Two Parties

What more enjoyable evening for a music lover than a house concert? That event formed the heart of a dinner party to which I was invited one evening last weekend. To have heard four young women, students of our next-door neighbor Emily, sing the works of classical composers counted for me as a rare pleasure.

Emily is a mezzo soprano herself and a veteran voice teacher who apparently brings out the best in her students. The four we heard—Anna, Allegra, Olivia, and Caroline—delivered works from Bach to Britten with skill, charm, and aplomb. The variety of song and the range of talents displayed by the singers make it difficult to single out any one rendition. I enjoyed them all.

The house concert format reminds me of the practices of earlier centuries in European homes. There, in the days before recordings were available, musicians, famous and otherwise, would perform for their hosts and their guests. Our Hauskonzert (if I’ve got the Germanic word right) brought me the same delight that I envision those music lovers experienced. I felt sorry for the passers by on our short street who could hear only snatches as they proceeded. (Had I been in their place, I would have not gone further.)

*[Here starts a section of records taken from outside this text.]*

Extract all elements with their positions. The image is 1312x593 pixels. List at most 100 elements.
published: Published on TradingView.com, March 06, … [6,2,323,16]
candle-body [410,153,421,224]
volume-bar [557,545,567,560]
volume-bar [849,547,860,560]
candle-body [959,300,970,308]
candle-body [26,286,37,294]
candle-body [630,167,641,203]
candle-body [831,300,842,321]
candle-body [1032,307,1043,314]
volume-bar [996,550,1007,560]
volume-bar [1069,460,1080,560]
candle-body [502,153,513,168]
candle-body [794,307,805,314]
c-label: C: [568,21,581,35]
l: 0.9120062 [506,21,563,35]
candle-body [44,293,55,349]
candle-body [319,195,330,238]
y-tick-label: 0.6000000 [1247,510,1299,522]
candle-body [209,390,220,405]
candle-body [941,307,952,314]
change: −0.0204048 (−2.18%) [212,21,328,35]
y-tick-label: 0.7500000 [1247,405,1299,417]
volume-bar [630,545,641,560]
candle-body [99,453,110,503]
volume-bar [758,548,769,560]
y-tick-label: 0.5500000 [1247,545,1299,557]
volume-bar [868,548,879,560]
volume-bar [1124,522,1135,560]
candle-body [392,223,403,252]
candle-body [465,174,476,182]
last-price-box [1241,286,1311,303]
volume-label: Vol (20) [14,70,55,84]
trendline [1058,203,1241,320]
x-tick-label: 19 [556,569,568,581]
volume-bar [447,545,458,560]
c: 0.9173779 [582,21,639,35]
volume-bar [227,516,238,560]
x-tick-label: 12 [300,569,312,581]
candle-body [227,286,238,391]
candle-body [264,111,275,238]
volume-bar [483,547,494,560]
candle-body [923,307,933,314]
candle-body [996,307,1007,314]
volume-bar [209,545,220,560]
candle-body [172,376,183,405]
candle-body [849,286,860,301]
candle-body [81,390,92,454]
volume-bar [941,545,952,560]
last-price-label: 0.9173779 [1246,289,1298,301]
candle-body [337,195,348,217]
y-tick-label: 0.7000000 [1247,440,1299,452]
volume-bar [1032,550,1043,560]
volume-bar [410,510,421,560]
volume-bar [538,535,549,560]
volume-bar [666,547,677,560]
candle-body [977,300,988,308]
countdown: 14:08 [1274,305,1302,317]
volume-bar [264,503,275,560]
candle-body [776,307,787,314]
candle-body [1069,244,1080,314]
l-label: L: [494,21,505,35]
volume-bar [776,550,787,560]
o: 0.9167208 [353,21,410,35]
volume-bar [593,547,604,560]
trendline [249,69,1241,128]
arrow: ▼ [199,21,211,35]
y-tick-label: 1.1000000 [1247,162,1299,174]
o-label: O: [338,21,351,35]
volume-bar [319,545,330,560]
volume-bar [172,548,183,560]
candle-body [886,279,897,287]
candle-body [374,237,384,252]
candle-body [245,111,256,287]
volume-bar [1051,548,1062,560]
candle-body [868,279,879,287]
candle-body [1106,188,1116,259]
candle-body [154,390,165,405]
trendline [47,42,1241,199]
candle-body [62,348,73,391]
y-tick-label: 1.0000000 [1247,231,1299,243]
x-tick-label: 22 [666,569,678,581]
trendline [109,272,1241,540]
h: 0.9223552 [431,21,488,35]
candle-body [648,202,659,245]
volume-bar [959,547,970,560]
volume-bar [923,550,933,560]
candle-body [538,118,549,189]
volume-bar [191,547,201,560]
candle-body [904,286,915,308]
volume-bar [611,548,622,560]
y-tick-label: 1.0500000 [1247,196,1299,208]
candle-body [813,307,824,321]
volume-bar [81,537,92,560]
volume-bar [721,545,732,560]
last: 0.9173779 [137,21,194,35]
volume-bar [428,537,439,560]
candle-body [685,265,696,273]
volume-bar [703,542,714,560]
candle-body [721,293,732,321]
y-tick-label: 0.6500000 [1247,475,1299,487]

This party was characterized by sheer joy. Another that I had attended in the later afternoon at Boston College was marked by regret and a certain bewilderment. There we were saying farewell to a Jesuit friend, a moral theologian, who was being forced to leave the university. Surely, I thought, in going to the gathering of his friends I could find out why he had to leave his post after many years of effective teaching and scholarship.

However, no one, not even the departer, could tell me what the reason is. That leaves his large army of friends wondering about what ecclesiastical power is being unleashed on our dear friend who, to all appearances, has done nothing wrong. Is the Vatican behind this, pushing him out because of alleged heterodoxy?  Or is it the Jesuit machine, anxious to please that same power, that has done him (and us) in?

We do not know. No one knows. Or, at least, no one is talking.

This does not make for such a good party.